March the 27th 2011 at 12 o’clock am

Abstract

A bit of waffle about my technical prowess. The little bugs I have fixed that you are not interested in I am not reporting, so CompScis do read. This is probably as interesting as the posts about my own blogging system get.

I have done a spot of tinkering with this site this week in the course of writing some more stuff, still at my old tricks of adding a line or two of code for every article. Slightly more ambitiously this week I enabled neatly-generated PDF versions of articles. To do that, I am using PrinceXML. As far as I can find, it is the very best tool available for rendering XML content to pages using CSS styling, which means I can use it quickly without duplicating all my formatting for the main version of the site. Unfortunately, not only is PrinceXML not extensible to do quite all the things I would like (though I have to say, its CSS support is much better than any browser, perhaps because there are not performance implications); and, what is even more obnoxious is its licencing with forces me to link to their site on my Colophon page as well as prominently display their logo on all PDFs. Overall, I am very happy with the system and can live with its closed-source nature. It was quick and easy to enable.

I have also, while writing more for the site, exercised a bit more of my web technologies hobbying with planning future stylistic pinnacles for my content. The updated Colophon has the latest in sketch, but I’ll helpfully reproduce it here.

The largest thing I am investigating is to write a stonking JavaScript library to handle layout. Browsers can’t be trusted to do nice line-breaking which minimises raggedness; nor do they place floats cleverly; nor do they handle column breaking well (WebKit very buggily, Opera with quite a few features but poor float handling; Fx stably but with non-existent break handling). Basically, the text layout problem is quite hard, dealing with at least line-breaks, hyphenation, justification, column-breaks, and tables and floats and footnotes in columnar material. This is all very performance sensitive (typically O(# words 2)O(\text{# words}^2)), so browsers will never get as pretty as here as static renderers like LaTeX or InDesign. If re-flow takes 0.25 s in LaTeX, that is considered pretty good, but those sorts of algorithms are totally unacceptable in browsers. Where the content is not dynamic however, a single-pass of the appropriate algorithms can be done at page load. JavaScript, with its excellent selector languages (XPath and CSS) and clear separation between content tree, and rendering and painting/font metrics, actually makes the ideal way to go about implementing this sort of thing, and could even outdo TeX, which, for legacy reasons, is forced to accommodate the memory and processing power of 100 MHz computers and so uses first-fit fill for handling page breaks. There are libraries which have made a start on using JavaScript for beautiful text layout, but the sort of highly elegant handling of columns, floats, footnotes, and so on, all together, is still an open problem. Tackling it would take a decent time commitment and resolve, because it’s pointless to write or use until you get to the point where performance, features, and lack of glitches exceed browsers’ native layout.

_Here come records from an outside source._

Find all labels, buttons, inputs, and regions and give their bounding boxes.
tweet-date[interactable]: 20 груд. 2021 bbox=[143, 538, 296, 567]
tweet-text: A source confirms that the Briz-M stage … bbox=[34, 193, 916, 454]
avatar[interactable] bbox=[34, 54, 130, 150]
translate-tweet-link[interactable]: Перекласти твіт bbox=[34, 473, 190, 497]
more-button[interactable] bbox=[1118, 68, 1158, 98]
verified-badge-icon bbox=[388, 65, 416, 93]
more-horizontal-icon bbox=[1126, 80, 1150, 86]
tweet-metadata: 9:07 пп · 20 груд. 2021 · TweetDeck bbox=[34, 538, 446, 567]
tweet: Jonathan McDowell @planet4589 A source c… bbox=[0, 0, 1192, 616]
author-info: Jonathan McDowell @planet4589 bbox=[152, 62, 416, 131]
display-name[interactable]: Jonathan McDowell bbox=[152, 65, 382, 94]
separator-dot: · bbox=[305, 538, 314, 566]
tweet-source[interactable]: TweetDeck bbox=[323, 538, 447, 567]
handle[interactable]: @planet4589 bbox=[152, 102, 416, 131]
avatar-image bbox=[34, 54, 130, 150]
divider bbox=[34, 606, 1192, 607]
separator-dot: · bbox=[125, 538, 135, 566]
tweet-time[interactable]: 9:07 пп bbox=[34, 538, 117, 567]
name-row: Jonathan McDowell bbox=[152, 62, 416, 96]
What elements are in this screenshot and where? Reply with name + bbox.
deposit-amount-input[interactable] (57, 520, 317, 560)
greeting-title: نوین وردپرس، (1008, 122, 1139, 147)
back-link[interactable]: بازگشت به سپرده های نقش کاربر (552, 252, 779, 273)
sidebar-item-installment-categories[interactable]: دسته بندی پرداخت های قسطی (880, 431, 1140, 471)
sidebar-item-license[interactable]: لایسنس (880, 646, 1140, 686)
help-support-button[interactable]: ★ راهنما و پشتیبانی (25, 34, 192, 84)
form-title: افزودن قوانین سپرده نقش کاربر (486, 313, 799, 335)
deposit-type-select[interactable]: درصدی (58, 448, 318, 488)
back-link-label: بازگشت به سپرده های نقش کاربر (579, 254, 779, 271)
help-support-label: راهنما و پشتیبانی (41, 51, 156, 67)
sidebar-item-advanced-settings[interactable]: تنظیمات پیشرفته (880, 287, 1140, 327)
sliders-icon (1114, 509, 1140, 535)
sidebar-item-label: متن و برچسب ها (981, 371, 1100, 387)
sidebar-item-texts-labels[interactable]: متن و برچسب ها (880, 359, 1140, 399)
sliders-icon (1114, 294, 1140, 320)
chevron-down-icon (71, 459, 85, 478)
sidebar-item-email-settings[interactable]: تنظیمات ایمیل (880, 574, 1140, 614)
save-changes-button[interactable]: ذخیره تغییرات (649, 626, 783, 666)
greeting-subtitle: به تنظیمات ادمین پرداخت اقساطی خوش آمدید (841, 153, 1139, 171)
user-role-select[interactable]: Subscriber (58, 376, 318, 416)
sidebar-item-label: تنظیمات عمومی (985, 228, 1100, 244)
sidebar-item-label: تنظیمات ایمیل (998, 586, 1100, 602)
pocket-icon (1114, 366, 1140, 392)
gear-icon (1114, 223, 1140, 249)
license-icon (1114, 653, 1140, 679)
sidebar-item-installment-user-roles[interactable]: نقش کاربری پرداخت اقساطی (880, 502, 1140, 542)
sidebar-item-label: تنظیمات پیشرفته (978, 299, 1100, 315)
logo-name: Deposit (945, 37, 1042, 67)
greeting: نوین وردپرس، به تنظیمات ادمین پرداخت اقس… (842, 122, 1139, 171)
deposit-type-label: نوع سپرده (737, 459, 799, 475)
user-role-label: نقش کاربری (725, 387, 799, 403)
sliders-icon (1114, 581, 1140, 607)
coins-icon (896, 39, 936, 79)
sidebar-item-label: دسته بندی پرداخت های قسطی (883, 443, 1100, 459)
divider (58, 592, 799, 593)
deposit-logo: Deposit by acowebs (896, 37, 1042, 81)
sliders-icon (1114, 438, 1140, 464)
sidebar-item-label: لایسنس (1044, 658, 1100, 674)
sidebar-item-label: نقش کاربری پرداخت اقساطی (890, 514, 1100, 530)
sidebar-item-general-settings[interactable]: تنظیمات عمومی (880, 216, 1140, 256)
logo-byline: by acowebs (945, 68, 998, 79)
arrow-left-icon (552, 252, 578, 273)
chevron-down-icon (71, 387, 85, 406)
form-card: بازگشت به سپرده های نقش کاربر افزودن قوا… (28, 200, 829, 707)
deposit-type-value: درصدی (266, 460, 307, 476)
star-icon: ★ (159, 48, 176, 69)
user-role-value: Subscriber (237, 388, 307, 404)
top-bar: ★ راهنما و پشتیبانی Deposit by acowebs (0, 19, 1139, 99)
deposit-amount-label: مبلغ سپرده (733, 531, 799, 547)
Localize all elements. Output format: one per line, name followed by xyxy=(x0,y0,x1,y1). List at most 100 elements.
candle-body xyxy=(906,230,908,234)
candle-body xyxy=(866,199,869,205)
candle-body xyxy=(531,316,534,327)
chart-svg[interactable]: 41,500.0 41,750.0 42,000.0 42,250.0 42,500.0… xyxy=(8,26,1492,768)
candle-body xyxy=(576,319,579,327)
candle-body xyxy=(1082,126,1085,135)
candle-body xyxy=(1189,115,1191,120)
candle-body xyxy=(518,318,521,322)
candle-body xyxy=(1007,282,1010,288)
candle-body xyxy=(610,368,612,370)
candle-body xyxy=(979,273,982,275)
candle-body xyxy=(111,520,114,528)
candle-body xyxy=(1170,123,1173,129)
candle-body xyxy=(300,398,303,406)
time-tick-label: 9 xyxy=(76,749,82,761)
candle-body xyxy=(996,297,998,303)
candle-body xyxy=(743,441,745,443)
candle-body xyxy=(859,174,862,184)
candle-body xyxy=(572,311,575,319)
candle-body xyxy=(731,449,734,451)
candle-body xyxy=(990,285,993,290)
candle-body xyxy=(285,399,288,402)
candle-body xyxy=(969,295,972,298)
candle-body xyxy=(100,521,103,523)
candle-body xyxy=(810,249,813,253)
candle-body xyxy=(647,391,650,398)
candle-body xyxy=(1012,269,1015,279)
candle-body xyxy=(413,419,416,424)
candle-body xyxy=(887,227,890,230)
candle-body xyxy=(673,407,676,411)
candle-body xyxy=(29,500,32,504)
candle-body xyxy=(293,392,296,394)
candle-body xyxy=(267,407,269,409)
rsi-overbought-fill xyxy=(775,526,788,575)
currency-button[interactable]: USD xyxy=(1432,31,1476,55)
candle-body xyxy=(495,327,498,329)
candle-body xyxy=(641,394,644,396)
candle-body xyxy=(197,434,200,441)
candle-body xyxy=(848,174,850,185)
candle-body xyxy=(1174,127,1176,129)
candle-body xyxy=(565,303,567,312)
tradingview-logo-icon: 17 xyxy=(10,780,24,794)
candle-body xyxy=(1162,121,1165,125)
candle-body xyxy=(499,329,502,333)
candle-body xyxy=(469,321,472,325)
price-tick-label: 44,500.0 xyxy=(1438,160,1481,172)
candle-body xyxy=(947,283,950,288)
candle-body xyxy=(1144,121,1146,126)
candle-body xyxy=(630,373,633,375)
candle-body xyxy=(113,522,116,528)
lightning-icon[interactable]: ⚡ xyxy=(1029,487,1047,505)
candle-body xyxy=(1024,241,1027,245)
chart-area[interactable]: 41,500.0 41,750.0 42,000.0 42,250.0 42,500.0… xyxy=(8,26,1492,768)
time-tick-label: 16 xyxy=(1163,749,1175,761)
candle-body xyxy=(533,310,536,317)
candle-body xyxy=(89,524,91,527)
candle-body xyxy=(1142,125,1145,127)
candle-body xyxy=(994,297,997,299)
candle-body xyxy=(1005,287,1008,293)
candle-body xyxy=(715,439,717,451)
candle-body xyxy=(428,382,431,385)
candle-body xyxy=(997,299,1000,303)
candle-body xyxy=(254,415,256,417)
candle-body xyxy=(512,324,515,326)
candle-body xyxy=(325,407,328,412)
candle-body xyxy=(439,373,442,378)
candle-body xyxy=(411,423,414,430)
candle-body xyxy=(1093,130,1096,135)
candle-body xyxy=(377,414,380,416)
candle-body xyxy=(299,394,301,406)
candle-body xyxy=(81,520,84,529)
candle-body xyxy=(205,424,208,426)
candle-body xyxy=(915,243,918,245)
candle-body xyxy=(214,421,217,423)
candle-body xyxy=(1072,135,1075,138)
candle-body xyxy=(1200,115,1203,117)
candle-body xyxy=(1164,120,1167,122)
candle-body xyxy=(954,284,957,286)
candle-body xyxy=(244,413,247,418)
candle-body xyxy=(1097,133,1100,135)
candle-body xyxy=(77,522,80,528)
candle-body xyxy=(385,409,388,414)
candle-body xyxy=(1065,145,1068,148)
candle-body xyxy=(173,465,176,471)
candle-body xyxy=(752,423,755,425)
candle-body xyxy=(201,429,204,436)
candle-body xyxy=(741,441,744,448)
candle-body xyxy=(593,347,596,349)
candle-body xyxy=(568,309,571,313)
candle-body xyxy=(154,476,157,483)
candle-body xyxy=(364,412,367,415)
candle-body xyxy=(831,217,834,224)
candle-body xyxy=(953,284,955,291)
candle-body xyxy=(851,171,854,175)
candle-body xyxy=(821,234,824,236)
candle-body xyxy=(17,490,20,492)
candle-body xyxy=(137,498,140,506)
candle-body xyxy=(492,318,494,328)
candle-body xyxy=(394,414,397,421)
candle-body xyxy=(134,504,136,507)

This is a pretty ambitious idea, so I have no idea if I’ll embark on it, or how fully. Hacking in hyphenation and pretty paragraph breaks should be doable, but there’s not much point unless I can properly take over the column flows and get them just right. In the aim of making the site as readable and nice to use as possible, I ought probably to prioritising some updates to the old article listings more, but I’m loathe to take away the minimalist ideal.

As has been remarked before, content is king. With little to show to follow up on my long articles a few weeks ago, I can assure you that I do indeed have a lot of thoughts going on. You might see me before you read anything, though.